The Hungarian government approved the compulsory storage of 700 mcm of natural gas bought last year, which will boost the stock of strategic reserves to a record 1.9 bcm, the energy ministry said on March 30.
According to the statement of the ministry, the measure will ensure the security of supply of households in case of disruption of gas supply.
However, financial website Portfolio writes that financial considerations were really behind the government’s latest measure.

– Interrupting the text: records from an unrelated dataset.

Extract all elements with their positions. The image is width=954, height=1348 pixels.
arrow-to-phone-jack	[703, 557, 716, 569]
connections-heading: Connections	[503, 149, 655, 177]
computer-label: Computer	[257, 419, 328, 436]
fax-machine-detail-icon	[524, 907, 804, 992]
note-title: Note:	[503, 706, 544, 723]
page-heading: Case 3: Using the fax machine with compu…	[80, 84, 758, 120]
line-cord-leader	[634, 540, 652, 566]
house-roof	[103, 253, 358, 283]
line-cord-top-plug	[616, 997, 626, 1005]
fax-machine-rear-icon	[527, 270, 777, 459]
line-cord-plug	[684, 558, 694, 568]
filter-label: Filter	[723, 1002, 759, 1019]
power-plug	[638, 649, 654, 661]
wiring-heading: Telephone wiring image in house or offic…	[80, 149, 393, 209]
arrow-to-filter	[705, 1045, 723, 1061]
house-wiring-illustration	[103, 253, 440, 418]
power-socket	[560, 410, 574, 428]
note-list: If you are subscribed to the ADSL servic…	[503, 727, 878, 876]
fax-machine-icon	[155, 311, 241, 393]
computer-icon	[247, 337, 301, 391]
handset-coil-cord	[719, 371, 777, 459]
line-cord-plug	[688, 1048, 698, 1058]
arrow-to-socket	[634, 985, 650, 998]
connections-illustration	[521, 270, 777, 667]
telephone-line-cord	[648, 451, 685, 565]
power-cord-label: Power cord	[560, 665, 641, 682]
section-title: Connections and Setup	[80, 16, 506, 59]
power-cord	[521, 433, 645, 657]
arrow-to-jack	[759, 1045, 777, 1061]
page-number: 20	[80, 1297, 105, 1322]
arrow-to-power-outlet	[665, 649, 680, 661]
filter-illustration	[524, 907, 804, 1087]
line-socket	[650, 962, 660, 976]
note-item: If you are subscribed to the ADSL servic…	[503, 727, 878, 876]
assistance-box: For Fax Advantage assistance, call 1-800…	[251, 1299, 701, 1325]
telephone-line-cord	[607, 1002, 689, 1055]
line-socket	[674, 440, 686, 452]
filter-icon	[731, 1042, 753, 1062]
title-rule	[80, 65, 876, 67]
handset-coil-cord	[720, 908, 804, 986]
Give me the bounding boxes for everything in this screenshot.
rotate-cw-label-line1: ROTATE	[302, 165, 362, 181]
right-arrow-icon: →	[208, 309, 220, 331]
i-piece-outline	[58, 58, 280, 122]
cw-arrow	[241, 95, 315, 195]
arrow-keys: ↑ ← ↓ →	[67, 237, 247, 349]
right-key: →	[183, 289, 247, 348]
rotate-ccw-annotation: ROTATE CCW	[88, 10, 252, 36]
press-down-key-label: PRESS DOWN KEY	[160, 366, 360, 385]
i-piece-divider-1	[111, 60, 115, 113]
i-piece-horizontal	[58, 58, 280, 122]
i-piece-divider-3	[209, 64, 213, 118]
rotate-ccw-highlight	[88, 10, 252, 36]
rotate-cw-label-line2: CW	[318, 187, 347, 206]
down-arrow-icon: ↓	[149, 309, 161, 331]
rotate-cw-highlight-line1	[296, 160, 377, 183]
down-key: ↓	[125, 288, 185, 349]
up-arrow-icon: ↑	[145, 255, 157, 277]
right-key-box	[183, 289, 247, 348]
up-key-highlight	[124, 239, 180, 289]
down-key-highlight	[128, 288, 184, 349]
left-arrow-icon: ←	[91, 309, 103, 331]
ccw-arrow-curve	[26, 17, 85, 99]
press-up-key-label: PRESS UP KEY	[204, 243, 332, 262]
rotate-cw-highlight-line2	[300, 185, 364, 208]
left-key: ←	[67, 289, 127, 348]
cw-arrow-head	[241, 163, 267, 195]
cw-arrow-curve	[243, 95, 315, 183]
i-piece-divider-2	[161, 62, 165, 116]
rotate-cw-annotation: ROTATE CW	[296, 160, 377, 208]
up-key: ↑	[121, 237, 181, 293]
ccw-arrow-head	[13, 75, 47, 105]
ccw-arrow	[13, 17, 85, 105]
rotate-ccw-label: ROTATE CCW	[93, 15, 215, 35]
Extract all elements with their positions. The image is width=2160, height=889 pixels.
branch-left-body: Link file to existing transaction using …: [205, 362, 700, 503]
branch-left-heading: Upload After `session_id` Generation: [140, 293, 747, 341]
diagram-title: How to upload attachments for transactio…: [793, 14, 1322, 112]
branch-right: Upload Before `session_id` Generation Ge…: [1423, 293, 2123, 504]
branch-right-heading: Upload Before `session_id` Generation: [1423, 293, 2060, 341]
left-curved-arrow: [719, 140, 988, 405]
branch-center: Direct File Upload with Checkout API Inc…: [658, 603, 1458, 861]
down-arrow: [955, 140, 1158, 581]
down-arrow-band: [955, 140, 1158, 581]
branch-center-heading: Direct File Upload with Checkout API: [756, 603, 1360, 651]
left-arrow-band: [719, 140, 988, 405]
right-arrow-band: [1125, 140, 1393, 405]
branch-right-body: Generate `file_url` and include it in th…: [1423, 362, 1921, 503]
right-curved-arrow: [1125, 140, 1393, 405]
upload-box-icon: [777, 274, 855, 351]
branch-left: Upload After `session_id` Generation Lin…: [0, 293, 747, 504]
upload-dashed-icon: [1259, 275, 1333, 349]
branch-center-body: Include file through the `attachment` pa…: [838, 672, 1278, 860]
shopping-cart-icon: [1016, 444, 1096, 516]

Hungary agreed to buy an additional 700 mcm of gas from Russia in autumn 2022 in addition to the contract volume in the 15-year gas purchase agreement with Gazprom that guarantees the delivery of 4.5 bcm of gas via the TurkStream, mostly from Serbia. The pricing of the 15-year contract with Gazprom tracks follows the Dutch TTF, with a two-month lag.
The importer of the 700 mcm of gas was state-owned Hungarian Hydrocarbon Stockholding Association (MSZKSZ). The deal was financed by a syndicated bank loan backed up with a state guarantee.
Hungary booked the contract at peak prices in August 2022. The average purchase price was €255/MWh, or HUF1,114 per cm while at present prices are quoted at €41/MWh on the Dutch TTF, or HUF180 per cm.
By law, MSZKSZ is obliged to sell gas at or above the purchase price. If it were to sell the gas reserves at present prices, it would incur a HUF700bn (€1.8bn) loss.
A recent report by G7.hu, citing Eurostat data, showed that Hungary paid 30% more for Russian gas in January than the EU average. The financial news site also cited the unfavourable terms of the September 2022 agreement as a key reason for this.
After their February 2022 meeting, Russian President Vladimir Putin told Prime Minister Viktor Orban that the 2021 gas agreement only secures the stable supply of gas to Hungary until 2036, but is five times below the European market price, a claim that was debunked when Hungary’s energy bill rose multifold last year, leading to a record trade deficit.
The Orban government has argued that maintaining economic relations with Russia, especially in the field of energy, was needed to ensure access to gas at low prices. Hungary is also one of the most dependent countries in the EU on Russian energy. It imports 90% of its gas from Russia.
Keeping energy prices low was a key priority of the government before the 2022 elections. As energy prices soared, Hungary was no longer able to maintain retail energy subsidies. Since last summer, subsidized prices only apply to consumption below the national average, a threshold set too low according to analysts.
Hungarian domestic consumption fell 17% last year due to mild weather and as consumers and industrial users cut back usage.
At the end of the heating season, Hungary’s gas storage levels are at 45% full capacity and reserves are two-fold higher than in the same period a year ago, the energy ministry said. The increased reserve stock equals 20% of the country’s total usage, or 9.2 bcm, and enough to cover three-quarters of the annual household needs.
The government temporarily reduced statutory gas storage levels to 0.9 bcm in early 2021, but raised it back to 1.2bcm later that year, the level seen during the 2010s.